Questo legame fra la vita quotidiana e la cena del Signore trova il suo pieno significato, grazie all’annuncio del Vangelo, pane di vita, preso sulla Tavola della Parola: “Poiché tutte le volte che mangiate questo pane e bevete a questo calice, voi annunciate la morte del Signore, finché egli venga” (1 Cor 11,26) scrive Paolo, riassumendo così il gesto eucaristico. Infatti è la morte di Gesù Cristo, quale lui stesso l’ha prospettata “nel momento di essere consegnato e di entrare liberamente nella sua passione” (Preghiera eucaristica 2) la sorgente del “tutto è grazia”  e del “carisma” che ognuno di coloro che partecipano a questo gesto è e ha …..aspettando la venuta di Cristo. Questa attesa non riguarda unicamente il suo ritorno come Figlio dell’uomo alla fine dei tempi, ma la sua venuta all’improvviso: nella celebrazione stessa, con la comunione al suo corpo e al suo sangue che costituisce il suo corpo “ecclesiale” (che noi contempliamo in silenzio dopo la comunione), sulle strade della vita di tutti i giorni, nei vari incontri, con le loro “situazioni d’apertura”.

Questa vigilanza riguardo alla sua presenza (parousia), nello stesso tempo attesa e sempre inattesa e sorprendente, è il cuore dell’affettività missionaria che si forma progressivamente in seno alle nostre eucarestie.
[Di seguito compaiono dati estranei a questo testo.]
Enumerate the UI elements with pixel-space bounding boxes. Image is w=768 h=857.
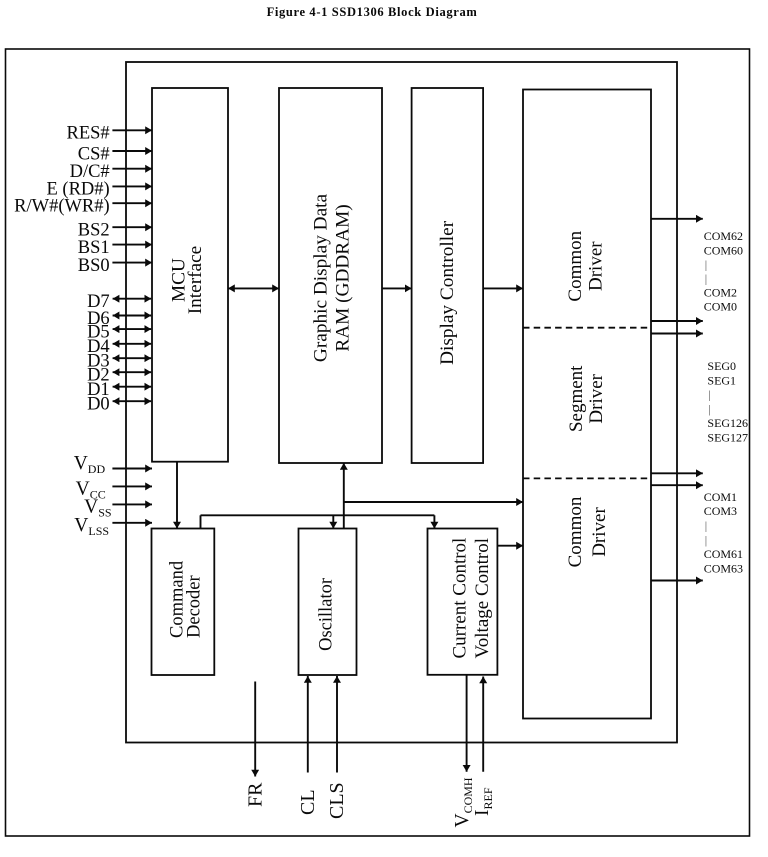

Si costruisce dunque qui il punto di giunzione fra l’accesso all’intimità di Dio e l’interesse gratuito per la vita degli altri, secondo la forma e la misura che ciascuno gli dà...Nella preghiera eucaristica – la grande azione di grazia della comunità riunita – la comunità entra nel dono di sé totale di Gesù Cristo al Padre e agli uomini: la sola “cosa” che egli lascia ai posteri, dono che rende credibile il suo annuncio dell’Evangelo di Dio e ce ne fa partecipi: “Avevamo per voi un affetto tale da essere pronti a donarvi non solo il Vangelo di Dio, ma anche la nostra stessa vita, tanto ci eravate divenuti cari” (1 Tes 2,8), confessa l’apostolo Paolo  alla comunità di Tessalonica, confessione che ogni discepolo-missionario, ciascuno secondo il proprio carisma, può fare sua nell’eucarestia.Possiamo cogliere l’intimo legame fra quella che abbiamo chiamato l’erosione dello spirito missionario e quest’“altra” erosione, quella dei sacramentaria.  Restaurare la dinamica dei nostri sacramenti   passa  attraverso la riconsiderazione dei rapporti fra il loro significato propriamente detto, da riscoprire continuamente con una specifica catechesi, e il loro inserimento in una realtà sociale che cerca continuamente di strumentalizzarli, ma che può anche trarre beneficio dalla loro prospettiva evangelica e messianica, prospettiva “utopica” che allunga i suoi raggi al di là della sacramentalità propriamente detta. Riconosciamolo: è una diagnosi difficile da fare da parte dei responsabili pastorali e delle loro comunità.

In primo luogo abbiamo la spinosa questione del ritmo della vita dei cristiani e di altri simpatizzanti le cui priorità, nella vita quotidiana, sono spesso a detrimento della “manna” che offre la celebrazione domenicale. Ritroviamo questo stesso problema sull’altro versante della sacramentalità cristiana, chiamata più che altro  ad adeguarsi alle fasi critiche dell’esistenza umana.